Disorder, pre-stress and non-affinity in polymer 8-chain models

TL;DR

This paper investigates how pre-stress and non-affinity influence the mechanical response of polymer networks using an extended 8-chain Arruda-Boyce model, revealing significant effects even in linear regimes.

Contribution

It introduces spatial disorder and pre-stress into the 8-chain model, analyzing their impact on non-affinity and mechanical response, and compares nonlinear and linearized models.

Findings

Pre-stress suppresses non-affinity in polymer models.

Full polymer models differ significantly from linearized versions.

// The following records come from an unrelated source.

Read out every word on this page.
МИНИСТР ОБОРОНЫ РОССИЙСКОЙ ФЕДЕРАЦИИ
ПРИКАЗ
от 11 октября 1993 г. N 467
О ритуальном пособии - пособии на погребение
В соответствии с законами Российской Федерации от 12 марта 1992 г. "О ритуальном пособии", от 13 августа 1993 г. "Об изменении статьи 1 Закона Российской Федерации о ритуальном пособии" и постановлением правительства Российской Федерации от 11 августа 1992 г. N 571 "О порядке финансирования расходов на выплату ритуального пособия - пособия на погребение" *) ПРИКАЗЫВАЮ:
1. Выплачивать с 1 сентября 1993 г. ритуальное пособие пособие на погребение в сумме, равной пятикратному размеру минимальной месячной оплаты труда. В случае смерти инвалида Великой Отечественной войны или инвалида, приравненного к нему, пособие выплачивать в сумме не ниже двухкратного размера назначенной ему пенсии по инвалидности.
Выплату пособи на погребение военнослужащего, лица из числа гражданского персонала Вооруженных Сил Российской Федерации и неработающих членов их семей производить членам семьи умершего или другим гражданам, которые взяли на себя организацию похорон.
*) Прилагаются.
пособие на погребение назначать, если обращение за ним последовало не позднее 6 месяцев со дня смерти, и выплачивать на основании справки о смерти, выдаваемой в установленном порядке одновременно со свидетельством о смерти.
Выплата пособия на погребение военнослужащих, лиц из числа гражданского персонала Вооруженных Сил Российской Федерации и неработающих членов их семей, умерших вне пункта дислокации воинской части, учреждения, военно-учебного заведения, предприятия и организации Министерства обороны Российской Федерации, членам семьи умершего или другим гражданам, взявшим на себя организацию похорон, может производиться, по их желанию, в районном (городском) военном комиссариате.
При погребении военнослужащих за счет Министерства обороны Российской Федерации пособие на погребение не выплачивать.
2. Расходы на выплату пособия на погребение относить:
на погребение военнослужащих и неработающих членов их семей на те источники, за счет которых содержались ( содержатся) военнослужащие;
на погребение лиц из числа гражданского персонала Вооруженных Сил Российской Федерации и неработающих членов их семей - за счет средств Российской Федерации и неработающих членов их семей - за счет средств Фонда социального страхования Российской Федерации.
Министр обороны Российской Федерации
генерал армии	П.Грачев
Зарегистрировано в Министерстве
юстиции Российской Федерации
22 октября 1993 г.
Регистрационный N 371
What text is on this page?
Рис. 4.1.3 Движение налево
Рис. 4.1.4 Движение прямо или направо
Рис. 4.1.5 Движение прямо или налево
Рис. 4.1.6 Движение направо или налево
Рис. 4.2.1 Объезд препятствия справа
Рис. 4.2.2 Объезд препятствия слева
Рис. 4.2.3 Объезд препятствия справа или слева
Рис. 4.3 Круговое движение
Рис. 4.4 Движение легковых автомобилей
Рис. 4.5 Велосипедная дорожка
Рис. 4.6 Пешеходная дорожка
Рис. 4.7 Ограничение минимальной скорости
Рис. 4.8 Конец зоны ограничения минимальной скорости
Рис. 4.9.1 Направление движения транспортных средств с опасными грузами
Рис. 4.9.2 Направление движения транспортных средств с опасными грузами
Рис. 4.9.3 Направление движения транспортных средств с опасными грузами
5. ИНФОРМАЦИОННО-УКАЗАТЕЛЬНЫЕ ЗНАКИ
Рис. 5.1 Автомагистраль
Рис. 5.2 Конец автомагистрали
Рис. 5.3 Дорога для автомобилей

Pre-stress causes stiffening of the bulk response.

Abstract

To assess the role of single-chain elasticity, non-affine strain fields and pre-stressed reference states we present and discuss the results of numerical and analytical analyses of modified 8-chain Arruda-Boyce model for cross-linked polymer networks. This class of models has proved highly successful in modeling the finite-strain response of flexible rubbers. We extend it to include the effects of spatial disorder and the associated non-affinity, and use it to assess the validity of replacing the constituent chain's nonlinear elastic response with equivalent linear, Hookean springs. Surprisingly, we find that even in the regime of linear response, the full polymer model gives very different results from its linearized counterpart, even though none of the chains are stretched beyond their linear regime. We demonstrate that this effect is due to the fact that the polymer models are under considerable pre-stress in their ground state. We show that pre-stress strongly suppresses non-affinity in these unit cell models, resulting in a marked stiffening of the bulk response. The effects of pre-stress we discuss may explain why fully affine mechanical models, in many cases, predict the bulk mechanical response of disordered stiff polymer networks so well.